While $90 million isn’t to be overlooked, for a company worth over $33 billion, you’d think they could afford to earn a little less than they wanted to respect the efforts of the filmmakers involved. .
The events surrounding this unprecedented move by Warner Bros. are emblematic of a huge problem in today’s film industry, still reeling from the COVID-19 pandemic. Most major studios try to compete with Disney, with each film costing around $100 million or more. This then creates an economic model that suggests that if a film does not bring in astronomical sums, close to a billion dollars, it is not a success.
A recent example can be seen in Disney-Pixar’s “Lightyear,” which grossed over $200 million at the box office this summer. But it’s still considered a big flop for the studio, as its production budget was also $200 million. The business model of spending these insane sums on every movie and trying to position them all as huge events that no one can miss is simply unsustainable. Even for Disney, a company with 52% of the industry’s market share, you can’t expect every movie to work this way, even when you force them around pre-existing properties and nostalgia.
Warner Bros. Clearly trying to emulate the Disney model, especially with its superhero properties, but that’s not what the industry needs or people want. The DC arm of the studio was just beginning to take shape to deliver creative and unique takes on the genre, offering things Marvel Studios wasn’t, with films like ‘The Suicide Squad’, ‘The Batman’ and ‘Joker’ lately. years. Without creating a universe of unbearable precision, they provided films that were more motivated by the creative freedom of their filmmakers. But with the change of direction and the decision of “Batgirl”, this exciting time is quickly snuffed out.
While many hope that “Batgirl” will still make its way into the limelight in some form, it will likely remain a watershed moment for the streaming industry and the superhero genre in general.
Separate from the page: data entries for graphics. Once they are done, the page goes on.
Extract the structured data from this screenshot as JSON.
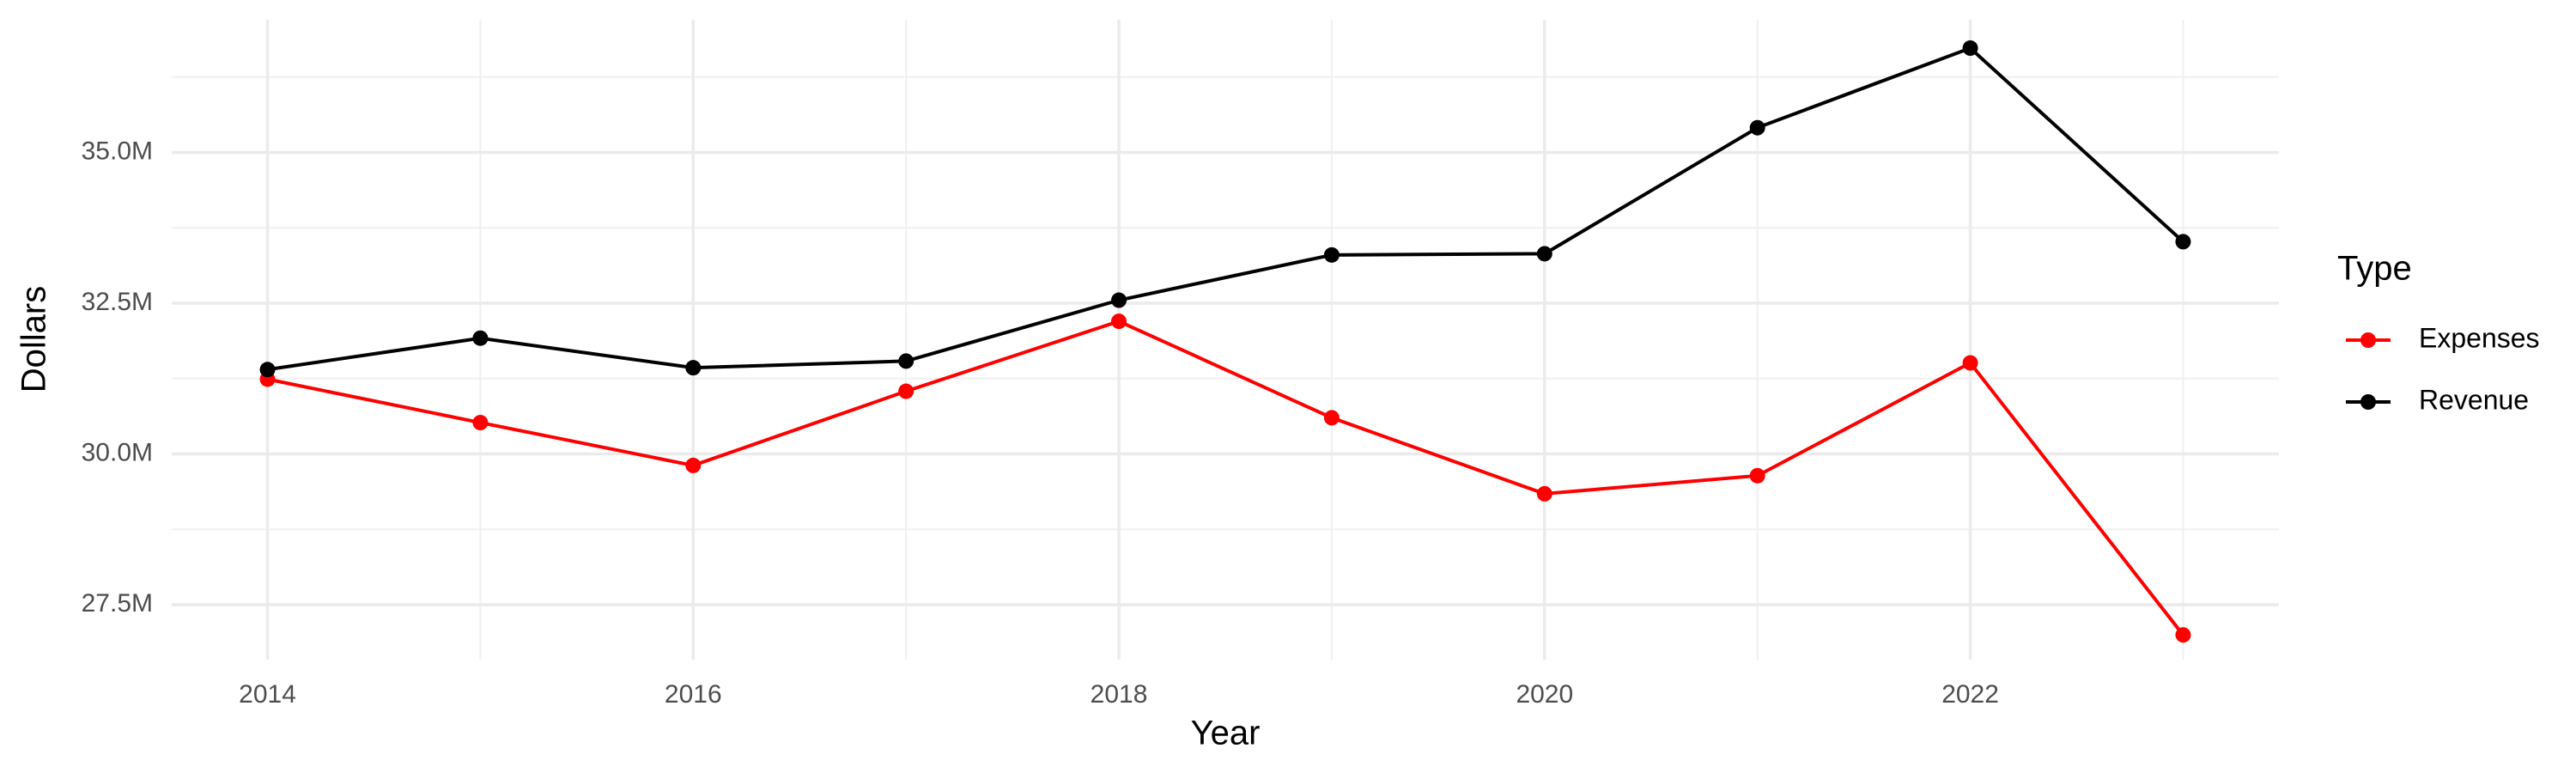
{
  "chart_data": {
    "type": "line",
    "x_label": "Year",
    "y_label": "Dollars",
    "x": [
      2014,
      2015,
      2016,
      2017,
      2018,
      2019,
      2020,
      2021,
      2022,
      2023
    ],
    "series": [
      {
        "name": "Expenses",
        "color": "#ff0000",
        "values": [
          31240000,
          30520000,
          29810000,
          31040000,
          32200000,
          30600000,
          29340000,
          29640000,
          31510000,
          27000000
        ]
      },
      {
        "name": "Revenue",
        "color": "#000000",
        "values": [
          31400000,
          31920000,
          31430000,
          31540000,
          32550000,
          33300000,
          33320000,
          35410000,
          36730000,
          33520000
        ]
      }
    ],
    "xlim": [
      2013.55,
      2023.45
    ],
    "xticks": [
      2014,
      2016,
      2018,
      2020,
      2022
    ],
    "ylim": [
      26590000,
      37200000
    ],
    "yticks": [
      {
        "value": 27500000,
        "label": "27.5M"
      },
      {
        "value": 30000000,
        "label": "30.0M"
      },
      {
        "value": 32500000,
        "label": "32.5M"
      },
      {
        "value": 35000000,
        "label": "35.0M"
      }
    ],
    "grid": true,
    "minor_grid": true,
    "legend_title": "Type",
    "legend_position": "right"
  }
}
With direct-to-streaming movies having budgets close to $90 million and shows like “Stranger Things” and the upcoming “Lord of the Rings: The Rings of Power” approaching or exceeding budgets by $300 million per season, it also becomes a clearly unsustainable pattern.
The industry’s emphasis on each release tying into already popular properties creates an expectation that releases will be massive moments that everyone needs to stop and watch. But when these “events” happen three times a month, the market becomes oversaturated and each subsequent release becomes less and less exciting. And when companies like Warner Bros. clearly indicate that these projects, however massive they may seem, can be launched in the blink of an eye, it is difficult to be optimistic.
Staff reporter Zaden Dennis can be reached on [email protected] and you can find his other reviews at letterboxd.com/Zadenator.